Translated by Google

Qualifications and experience.Required2+ years of machine learning / data science experience, preferably in financial sector or fintech.Experience in building anti-fraud models or fraud detection systems.Proficient command of Python, experience with basic ML frameworks: scikit-learn, XGBoost, LightGBM, CatBoost.Knowledge of algorithms for classification, regression, clustering, anomaly detection.Experience with SQL — data extraction, aggregation, joins, query optimization.Practical understanding

Qualifications and experience.

Required

  • 2+ years of machine learning / data science experience, preferably in financial sector or fintech.
  • Experience in building anti-fraud models or fraud detection systems.
  • Proficient command of Python, experience with basic ML frameworks: scikit-learn, XGBoost, LightGBM, CatBoost.
  • Knowledge of algorithms for classification, regression, clustering, anomaly detection.
  • Experience with SQL — data extraction, aggregation, joins, query optimization.
  • Practical understanding of model evaluation metrics: ROC-AUC, Precision/Recall, Gini, KS, F1.
  • Experience building models based on behavioral features, time-series data and transactional patterns.
  • Skills for working with APIs to interact with a production environment in real time.
  • Understanding CI/CD principles, experience working with Git.
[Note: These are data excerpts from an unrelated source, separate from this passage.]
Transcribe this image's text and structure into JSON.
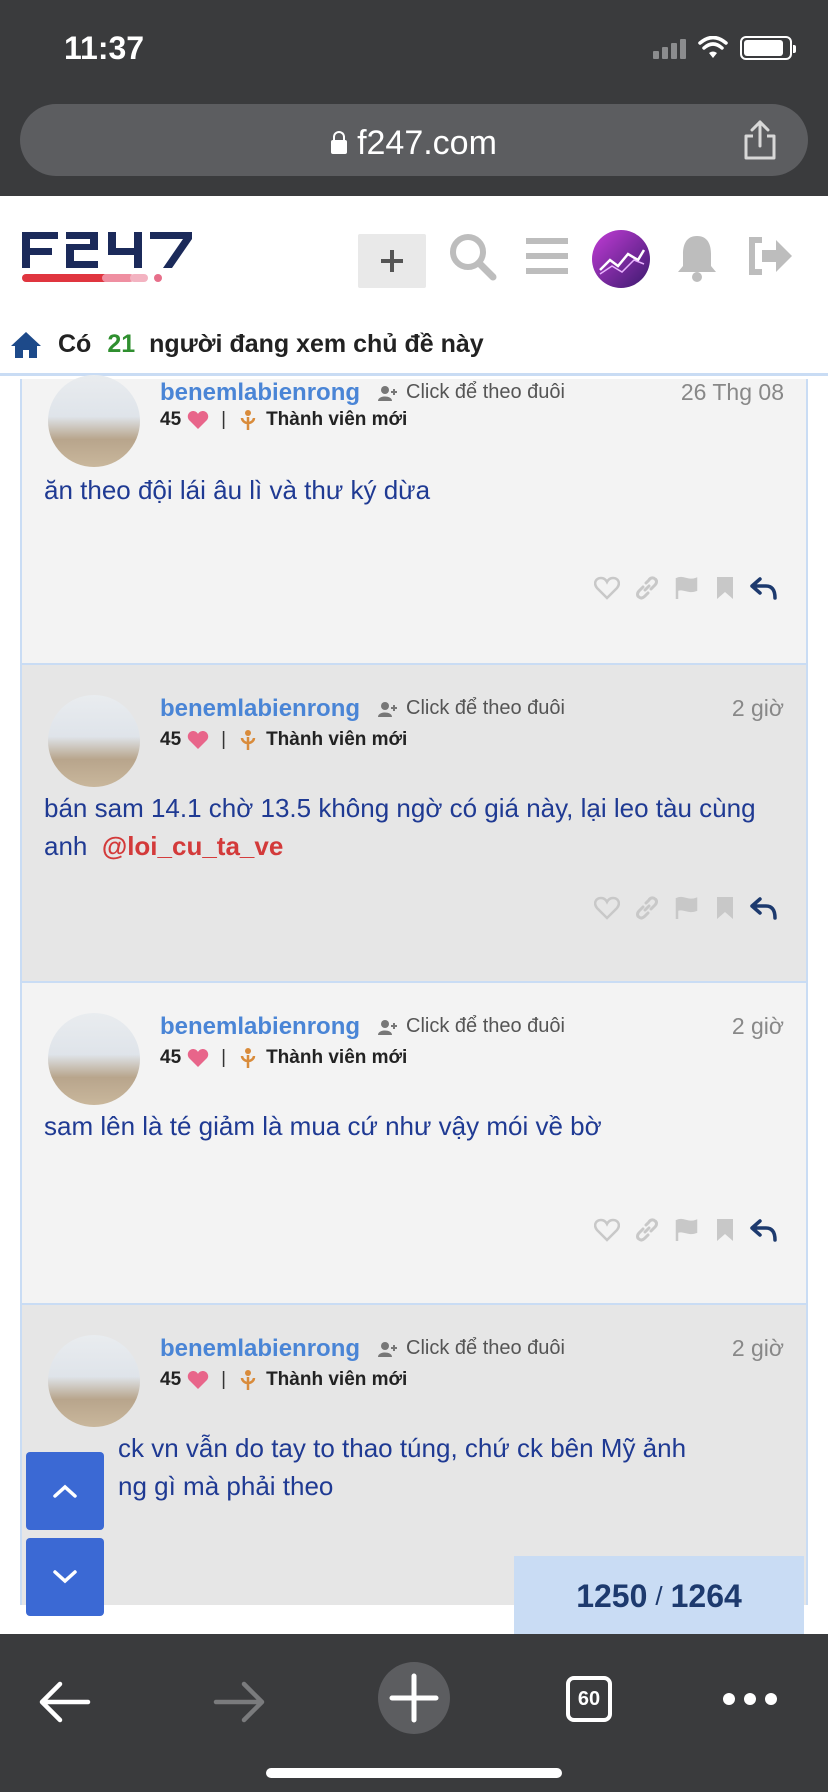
{
  "status": {
    "time": "11:37"
  },
  "browser": {
    "url": "f247.com",
    "tab_count": "60"
  },
  "site": {
    "viewing": {
      "prefix": "Có",
      "count": "21",
      "suffix": "người đang xem chủ đề này"
    }
  },
  "posts": [
    {
      "username": "benemlabienrong",
      "follow_label": "Click để theo đuôi",
      "date": "26 Thg 08",
      "likes": "45",
      "rank": "Thành viên mới",
      "body": "ăn theo đội lái âu lì và thư ký dừa"
    },
    {
      "username": "benemlabienrong",
      "follow_label": "Click để theo đuôi",
      "date": "2 giờ",
      "likes": "45",
      "rank": "Thành viên mới",
      "body": "bán sam 14.1 chờ 13.5 không ngờ có giá này, lại leo tàu cùng anh",
      "mention": "@loi_cu_ta_ve"
    },
    {
      "username": "benemlabienrong",
      "follow_label": "Click để theo đuôi",
      "date": "2 giờ",
      "likes": "45",
      "rank": "Thành viên mới",
      "body": "sam lên là té giảm là mua cứ như vậy mói về bờ"
    },
    {
      "username": "benemlabienrong",
      "follow_label": "Click để theo đuôi",
      "date": "2 giờ",
      "likes": "45",
      "rank": "Thành viên mới",
      "body_line1": "ck vn vẫn do tay to thao túng, chứ ck bên Mỹ ảnh",
      "body_line2": "ng gì mà phải theo"
    }
  ],
  "progress": {
    "current": "1250",
    "separator": "/",
    "total": "1264"
  },
  "icons": {
    "header": [
      "plus-icon",
      "search-icon",
      "menu-icon",
      "user-avatar",
      "bell-icon",
      "logout-icon"
    ],
    "post_actions": [
      "heart-icon",
      "link-icon",
      "flag-icon",
      "bookmark-icon",
      "reply-icon"
    ]
  },
  "colors": {
    "username": "#4a85d6",
    "body": "#1f3a93",
    "mention": "#d33a3a",
    "viewing_count": "#2f8f2f",
    "scroll_button": "#3b69d4",
    "progress_bg": "#c9dcf4"
  }
}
Experience in launching and monitoring models in production, processing large volumes of data in real time.

Desired

  • Experience in building rule-based + ML hybrid models in the field antifraud.
  • Knowledge of financial products (cards, accounts, loans, payments) and typical fraud schemes.
  • Working with graph structures (graph-based fraud detection, network analysis).
  • TensorFlow, PyTorch — as a bonus in deep learning or NLP tasks.

Functional responsibilitiesDevelopment and improvement of fraudulent transactions in real life time.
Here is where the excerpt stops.